Fasting and Abstinence. Ash Wednesday and Good Friday are days of both
fasting and abstinence, and every Friday in Lent is a day of abstinence. Failure to
“substantially” keep these penances is grave matter (e.g., potentially a mortal sin). The
law of abstinence requires that no meat may be eaten on these days, and binds all
Catholics who are 14 years old or older. No other penance may be substituted. The law of
fasting binds those who are between the ages of 18 and 59. The Church defines “fasting,”
for these purposes, as having only one full meal a day, with two additional smaller meals
permitted, but only as necessary to keep up strength and so small that if added together
they would not equal a full meal. Snacking is forbidden, but that does not include drinks
that are not of the nature of a meal. Even though these rules do not bind all age groups,
all are encouraged to follow them to the extent possible, including children. The sick,
pregnant and other folks with special physical circumstances may be partially or totally
exempt from these rules.
Doing Penance. Of course, all Catholics are encouraged to do personal acts of
penance throughout the season of Lent, traditionally of three types: almsgiving
(including acts of charity), sacrifice (what you “give up”), and prayer. Please choose
your penances carefully, considering your health and state in life. Challenge yourself, but
pick things you can actually do, rather than things that are so difficult that you may easily
give up on them.
Sacrament of Penance. Confession is key to a fruitful Lent. I strongly encourage
that you take advantage of our extended Lent confession schedule—confessions are
scheduled every single day in Lent, except Ash Wednesday and Holy Thursday (see
today’s “Lenten Schedule” insert for exact times—they’re a little different this year).

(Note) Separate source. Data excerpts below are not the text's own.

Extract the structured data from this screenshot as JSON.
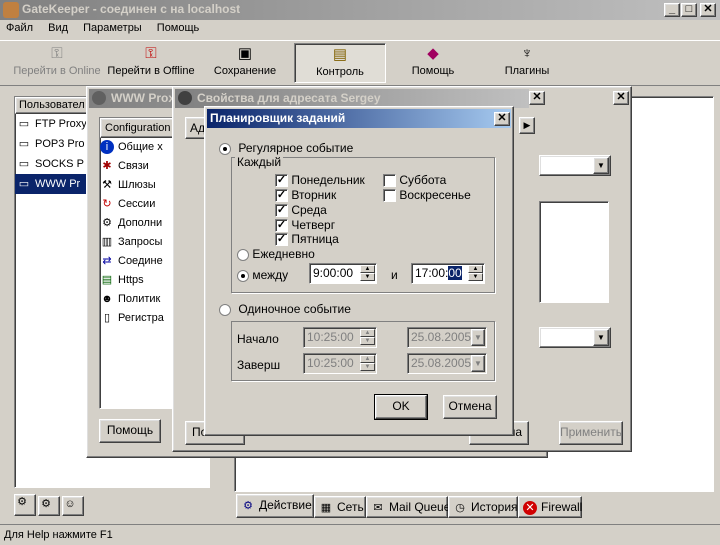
{
  "main_window": {
    "title": "GateKeeper - соединен с на localhost",
    "menu": [
      "Файл",
      "Вид",
      "Параметры",
      "Помощь"
    ],
    "toolbar": [
      {
        "label": "Перейти в Online",
        "icon": "key-icon",
        "disabled": true
      },
      {
        "label": "Перейти в Offline",
        "icon": "key-cross-icon",
        "disabled": false
      },
      {
        "label": "Сохранение",
        "icon": "floppy-icon",
        "disabled": false
      },
      {
        "label": "Контроль",
        "icon": "monitor-icon",
        "disabled": false,
        "pressed": true
      },
      {
        "label": "Помощь",
        "icon": "book-icon",
        "disabled": false
      },
      {
        "label": "Плагины",
        "icon": "plug-icon",
        "disabled": false
      }
    ],
    "users_header": "Пользовател",
    "users": [
      "FTP Proxy",
      "POP3 Pro",
      "SOCKS P",
      "WWW Pr"
    ],
    "bottom_tabs": [
      "Действие",
      "Сеть",
      "Mail Queue",
      "История",
      "Firewall"
    ],
    "status": "Для Help нажмите F1",
    "apply_button": "Применить"
  },
  "proxy_window": {
    "title": "WWW Prox",
    "config_tab": "Configuration",
    "items": [
      "Общие х",
      "Связи",
      "Шлюзы",
      "Сессии",
      "Дополни",
      "Запросы",
      "Соедине",
      "Https",
      "Политик",
      "Регистра"
    ],
    "help_button": "Помощь"
  },
  "props_window": {
    "title": "Свойства для адресата Sergey",
    "tab_fragment": "Ад",
    "bottom_left_btn": "По",
    "bottom_right_btn": "на"
  },
  "scheduler": {
    "title": "Планировщик заданий",
    "regular_label": "Регулярное событие",
    "each_label": "Каждый",
    "days": [
      {
        "label": "Понедельник",
        "checked": true
      },
      {
        "label": "Вторник",
        "checked": true
      },
      {
        "label": "Среда",
        "checked": true
      },
      {
        "label": "Четверг",
        "checked": true
      },
      {
        "label": "Пятница",
        "checked": true
      },
      {
        "label": "Суббота",
        "checked": false
      },
      {
        "label": "Воскресенье",
        "checked": false
      }
    ],
    "daily_label": "Ежедневно",
    "between_label": "между",
    "from_time": "9:00:00",
    "and_label": "и",
    "to_time_prefix": "17:00:",
    "to_time_sel": "00",
    "single_label": "Одиночное событие",
    "start_label": "Начало",
    "start_time": "10:25:00",
    "start_date": "25.08.2005",
    "end_label": "Заверш",
    "end_time": "10:25:00",
    "end_date": "25.08.2005",
    "ok": "OK",
    "cancel": "Отмена"
  }
}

Lenten Series—A Little Different. When I was thinking about my topic for this
year’s series, “The Agony in the Garden,” and Jesus’ question to His apostles in the
Garden came to mind: “Could you not keep watch for one hour with me?” So it occurred
to me to give my talks in the church during a Holy Hour of Exposition of the Blessed
Sacrament, so we could “watch for one hour” in prayer and meditation with the Lord.
We’ll begin with Exposition, then I’ll give a half-hour talk, followed by praying the
Rosary and then Benediction.
Please join us every Thursday during Lent, beginning next Thursday, March 14,
and continuing through April 11, from 7pm to 8pm. If you’ve never been to a Holy Hour
or one to the Lenten Series, please come—you’ll be glad you did.